My eyesight might be perfectly clear at the moment but my vision is absolutely blurred despite all the clearance I’ve tried to bring around lately.

Ignorance or denial or nothing like that is the reason this time, for I know I accept, Expect and welcome anything which comes my way these days; But there is something so alien and darkly tortuous; Something rather convoluted and sordidly wiggly and twisted about this unsightly sensation! I mean, It’s no oil-painting for sure; Therefore, Not so endearing to embrace.

It has even caused me to lose my spontaneity; I, Who always had a thing for doing things in an ad hoc way, Now do not want to change the slightest thing in my daily routine! Cannot and don’t want to anticipate the side effects and inconveniences.

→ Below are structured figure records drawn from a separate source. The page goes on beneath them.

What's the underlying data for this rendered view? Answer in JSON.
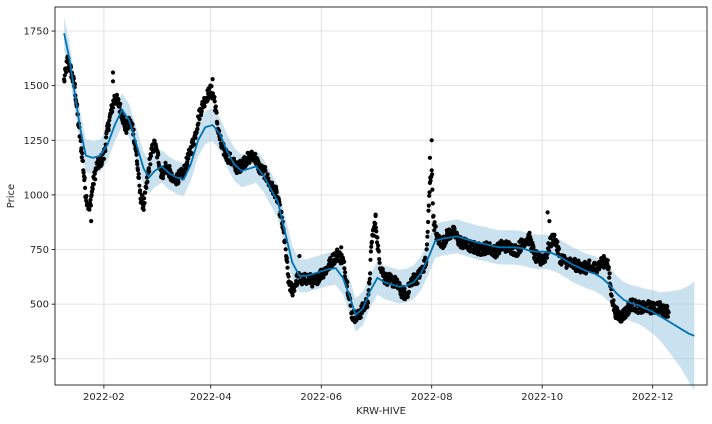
{
  "chart_data": {
    "type": "line",
    "title": "",
    "xlabel": "KRW-HIVE",
    "ylabel": "Price",
    "x_tick_labels": [
      "2022-02",
      "2022-04",
      "2022-06",
      "2022-08",
      "2022-10",
      "2022-12"
    ],
    "x_tick_dates": [
      "2022-02-01",
      "2022-04-01",
      "2022-06-01",
      "2022-08-01",
      "2022-10-01",
      "2022-12-01"
    ],
    "y_tick_labels": [
      "250",
      "500",
      "750",
      "1000",
      "1250",
      "1500",
      "1750"
    ],
    "y_tick_values": [
      250,
      500,
      750,
      1000,
      1250,
      1500,
      1750
    ],
    "xlim": [
      "2022-01-05",
      "2022-12-31"
    ],
    "ylim": [
      130,
      1860
    ],
    "grid": true,
    "legend": "none",
    "colors": {
      "actual": "#000000",
      "forecast": "#0072B2",
      "interval": "#9ecae1"
    },
    "forecast": {
      "name": "yhat",
      "points": [
        [
          "2022-01-10",
          1740
        ],
        [
          "2022-01-13",
          1620
        ],
        [
          "2022-01-16",
          1460
        ],
        [
          "2022-01-19",
          1300
        ],
        [
          "2022-01-22",
          1180
        ],
        [
          "2022-01-26",
          1170
        ],
        [
          "2022-01-30",
          1180
        ],
        [
          "2022-02-03",
          1230
        ],
        [
          "2022-02-07",
          1320
        ],
        [
          "2022-02-11",
          1390
        ],
        [
          "2022-02-15",
          1340
        ],
        [
          "2022-02-19",
          1230
        ],
        [
          "2022-02-23",
          1120
        ],
        [
          "2022-02-26",
          1080
        ],
        [
          "2022-03-01",
          1110
        ],
        [
          "2022-03-05",
          1130
        ],
        [
          "2022-03-09",
          1100
        ],
        [
          "2022-03-13",
          1080
        ],
        [
          "2022-03-17",
          1070
        ],
        [
          "2022-03-21",
          1140
        ],
        [
          "2022-03-25",
          1250
        ],
        [
          "2022-03-29",
          1310
        ],
        [
          "2022-04-02",
          1320
        ],
        [
          "2022-04-06",
          1280
        ],
        [
          "2022-04-10",
          1200
        ],
        [
          "2022-04-14",
          1140
        ],
        [
          "2022-04-18",
          1110
        ],
        [
          "2022-04-22",
          1120
        ],
        [
          "2022-04-26",
          1130
        ],
        [
          "2022-04-30",
          1090
        ],
        [
          "2022-05-04",
          1030
        ],
        [
          "2022-05-08",
          970
        ],
        [
          "2022-05-12",
          830
        ],
        [
          "2022-05-16",
          690
        ],
        [
          "2022-05-20",
          630
        ],
        [
          "2022-05-24",
          630
        ],
        [
          "2022-05-28",
          640
        ],
        [
          "2022-06-01",
          650
        ],
        [
          "2022-06-05",
          660
        ],
        [
          "2022-06-09",
          665
        ],
        [
          "2022-06-13",
          620
        ],
        [
          "2022-06-17",
          530
        ],
        [
          "2022-06-20",
          450
        ],
        [
          "2022-06-24",
          480
        ],
        [
          "2022-06-28",
          560
        ],
        [
          "2022-07-02",
          620
        ],
        [
          "2022-07-06",
          600
        ],
        [
          "2022-07-10",
          590
        ],
        [
          "2022-07-14",
          580
        ],
        [
          "2022-07-18",
          585
        ],
        [
          "2022-07-22",
          600
        ],
        [
          "2022-07-26",
          640
        ],
        [
          "2022-07-30",
          710
        ],
        [
          "2022-08-03",
          790
        ],
        [
          "2022-08-07",
          800
        ],
        [
          "2022-08-11",
          805
        ],
        [
          "2022-08-15",
          810
        ],
        [
          "2022-08-19",
          800
        ],
        [
          "2022-08-23",
          790
        ],
        [
          "2022-08-27",
          780
        ],
        [
          "2022-08-31",
          775
        ],
        [
          "2022-09-04",
          765
        ],
        [
          "2022-09-08",
          760
        ],
        [
          "2022-09-12",
          760
        ],
        [
          "2022-09-16",
          760
        ],
        [
          "2022-09-20",
          755
        ],
        [
          "2022-09-24",
          745
        ],
        [
          "2022-09-28",
          740
        ],
        [
          "2022-10-02",
          740
        ],
        [
          "2022-10-06",
          735
        ],
        [
          "2022-10-10",
          720
        ],
        [
          "2022-10-14",
          700
        ],
        [
          "2022-10-18",
          680
        ],
        [
          "2022-10-22",
          665
        ],
        [
          "2022-10-26",
          650
        ],
        [
          "2022-10-30",
          640
        ],
        [
          "2022-11-03",
          620
        ],
        [
          "2022-11-07",
          590
        ],
        [
          "2022-11-11",
          550
        ],
        [
          "2022-11-15",
          520
        ],
        [
          "2022-11-19",
          505
        ],
        [
          "2022-11-23",
          495
        ],
        [
          "2022-11-27",
          480
        ],
        [
          "2022-12-01",
          465
        ],
        [
          "2022-12-05",
          445
        ],
        [
          "2022-12-09",
          425
        ],
        [
          "2022-12-13",
          405
        ],
        [
          "2022-12-17",
          385
        ],
        [
          "2022-12-21",
          365
        ],
        [
          "2022-12-24",
          355
        ]
      ],
      "interval_halfwidth_points": [
        [
          "2022-01-10",
          75
        ],
        [
          "2022-05-01",
          75
        ],
        [
          "2022-11-10",
          80
        ],
        [
          "2022-11-25",
          85
        ],
        [
          "2022-12-05",
          110
        ],
        [
          "2022-12-12",
          150
        ],
        [
          "2022-12-18",
          190
        ],
        [
          "2022-12-24",
          250
        ]
      ]
    },
    "actual_sketch": {
      "name": "y",
      "points": [
        [
          "2022-01-10",
          1520
        ],
        [
          "2022-01-12",
          1620
        ],
        [
          "2022-01-14",
          1560
        ],
        [
          "2022-01-16",
          1490
        ],
        [
          "2022-01-18",
          1320
        ],
        [
          "2022-01-20",
          1180
        ],
        [
          "2022-01-22",
          1000
        ],
        [
          "2022-01-24",
          930
        ],
        [
          "2022-01-26",
          1050
        ],
        [
          "2022-01-28",
          1130
        ],
        [
          "2022-01-30",
          1150
        ],
        [
          "2022-02-01",
          1180
        ],
        [
          "2022-02-03",
          1300
        ],
        [
          "2022-02-05",
          1380
        ],
        [
          "2022-02-07",
          1450
        ],
        [
          "2022-02-09",
          1420
        ],
        [
          "2022-02-11",
          1370
        ],
        [
          "2022-02-13",
          1300
        ],
        [
          "2022-02-15",
          1330
        ],
        [
          "2022-02-17",
          1310
        ],
        [
          "2022-02-19",
          1180
        ],
        [
          "2022-02-21",
          1000
        ],
        [
          "2022-02-23",
          950
        ],
        [
          "2022-02-25",
          1070
        ],
        [
          "2022-02-27",
          1190
        ],
        [
          "2022-03-01",
          1230
        ],
        [
          "2022-03-03",
          1170
        ],
        [
          "2022-03-05",
          1090
        ],
        [
          "2022-03-07",
          1130
        ],
        [
          "2022-03-09",
          1110
        ],
        [
          "2022-03-11",
          1060
        ],
        [
          "2022-03-14",
          1080
        ],
        [
          "2022-03-17",
          1100
        ],
        [
          "2022-03-20",
          1180
        ],
        [
          "2022-03-23",
          1260
        ],
        [
          "2022-03-26",
          1380
        ],
        [
          "2022-03-29",
          1440
        ],
        [
          "2022-04-01",
          1480
        ],
        [
          "2022-04-03",
          1440
        ],
        [
          "2022-04-05",
          1300
        ],
        [
          "2022-04-07",
          1220
        ],
        [
          "2022-04-10",
          1180
        ],
        [
          "2022-04-13",
          1150
        ],
        [
          "2022-04-16",
          1120
        ],
        [
          "2022-04-19",
          1150
        ],
        [
          "2022-04-22",
          1170
        ],
        [
          "2022-04-25",
          1180
        ],
        [
          "2022-04-28",
          1120
        ],
        [
          "2022-05-01",
          1100
        ],
        [
          "2022-05-04",
          1040
        ],
        [
          "2022-05-07",
          1010
        ],
        [
          "2022-05-10",
          900
        ],
        [
          "2022-05-12",
          780
        ],
        [
          "2022-05-14",
          600
        ],
        [
          "2022-05-16",
          560
        ],
        [
          "2022-05-19",
          620
        ],
        [
          "2022-05-22",
          610
        ],
        [
          "2022-05-25",
          620
        ],
        [
          "2022-05-28",
          600
        ],
        [
          "2022-06-01",
          640
        ],
        [
          "2022-06-04",
          660
        ],
        [
          "2022-06-07",
          700
        ],
        [
          "2022-06-10",
          730
        ],
        [
          "2022-06-13",
          700
        ],
        [
          "2022-06-16",
          560
        ],
        [
          "2022-06-18",
          450
        ],
        [
          "2022-06-21",
          440
        ],
        [
          "2022-06-24",
          480
        ],
        [
          "2022-06-27",
          520
        ],
        [
          "2022-06-29",
          800
        ],
        [
          "2022-07-01",
          880
        ],
        [
          "2022-07-03",
          700
        ],
        [
          "2022-07-06",
          620
        ],
        [
          "2022-07-09",
          610
        ],
        [
          "2022-07-12",
          600
        ],
        [
          "2022-07-15",
          560
        ],
        [
          "2022-07-18",
          540
        ],
        [
          "2022-07-21",
          610
        ],
        [
          "2022-07-24",
          620
        ],
        [
          "2022-07-27",
          660
        ],
        [
          "2022-07-29",
          700
        ],
        [
          "2022-07-31",
          1050
        ],
        [
          "2022-08-01",
          1120
        ],
        [
          "2022-08-02",
          880
        ],
        [
          "2022-08-04",
          800
        ],
        [
          "2022-08-07",
          780
        ],
        [
          "2022-08-10",
          820
        ],
        [
          "2022-08-13",
          830
        ],
        [
          "2022-08-16",
          790
        ],
        [
          "2022-08-20",
          770
        ],
        [
          "2022-08-24",
          760
        ],
        [
          "2022-08-28",
          750
        ],
        [
          "2022-09-01",
          760
        ],
        [
          "2022-09-05",
          740
        ],
        [
          "2022-09-09",
          770
        ],
        [
          "2022-09-13",
          760
        ],
        [
          "2022-09-17",
          745
        ],
        [
          "2022-09-21",
          790
        ],
        [
          "2022-09-24",
          800
        ],
        [
          "2022-09-27",
          720
        ],
        [
          "2022-09-30",
          700
        ],
        [
          "2022-10-03",
          720
        ],
        [
          "2022-10-06",
          790
        ],
        [
          "2022-10-08",
          800
        ],
        [
          "2022-10-11",
          710
        ],
        [
          "2022-10-15",
          690
        ],
        [
          "2022-10-19",
          680
        ],
        [
          "2022-10-23",
          670
        ],
        [
          "2022-10-27",
          660
        ],
        [
          "2022-10-31",
          670
        ],
        [
          "2022-11-03",
          690
        ],
        [
          "2022-11-06",
          700
        ],
        [
          "2022-11-08",
          560
        ],
        [
          "2022-11-10",
          470
        ],
        [
          "2022-11-13",
          440
        ],
        [
          "2022-11-16",
          460
        ],
        [
          "2022-11-19",
          500
        ],
        [
          "2022-11-22",
          490
        ],
        [
          "2022-11-25",
          480
        ],
        [
          "2022-11-28",
          490
        ],
        [
          "2022-12-01",
          480
        ],
        [
          "2022-12-04",
          490
        ],
        [
          "2022-12-07",
          470
        ],
        [
          "2022-12-10",
          470
        ]
      ],
      "outlier_points": [
        [
          "2022-02-06",
          1560
        ],
        [
          "2022-02-06",
          1520
        ],
        [
          "2022-04-02",
          1530
        ],
        [
          "2022-07-01",
          910
        ],
        [
          "2022-07-31",
          1170
        ],
        [
          "2022-08-01",
          1250
        ],
        [
          "2022-10-04",
          920
        ],
        [
          "2022-10-05",
          880
        ],
        [
          "2022-10-27",
          700
        ],
        [
          "2022-05-20",
          720
        ],
        [
          "2022-06-12",
          760
        ],
        [
          "2022-01-25",
          880
        ]
      ]
    }
  }
}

Life turns into these different segments, Such as: “wanting things” “being down” “wanting sex” “feeling indifferent towards anything” “feeling fulfilled all of a sudden” and …

You become but a thousand different personalities; All so desperately and yet effortlessly trying to just “live” . You know that you should just let go and actually live each life, each personality, each character separately. You know that they are all YOU; All parts of the bigger YOU; But the fake YOU, the facade, the masquerade, doesn’t let you just live each and every one of them. It wants to stay the same. It’s such a coward you know. It hates change!

At dusk, You are all so shattered and drained, Both literally and metaphorically that you just go back and live the only YOU, you’ve learnt to know; The small, worthless, self-effacing, phony but at the moment so sweet and familiar YOU.

The YOU that apparently is a success and a big deal so why not leave it be?

Then all the hassles and snags look so petty and trivial at once and that’s when we realize that Life goes on NO MATTER WHAT!

I’ll get to know these YOUs sometime later; That is, If they leave me alone for now.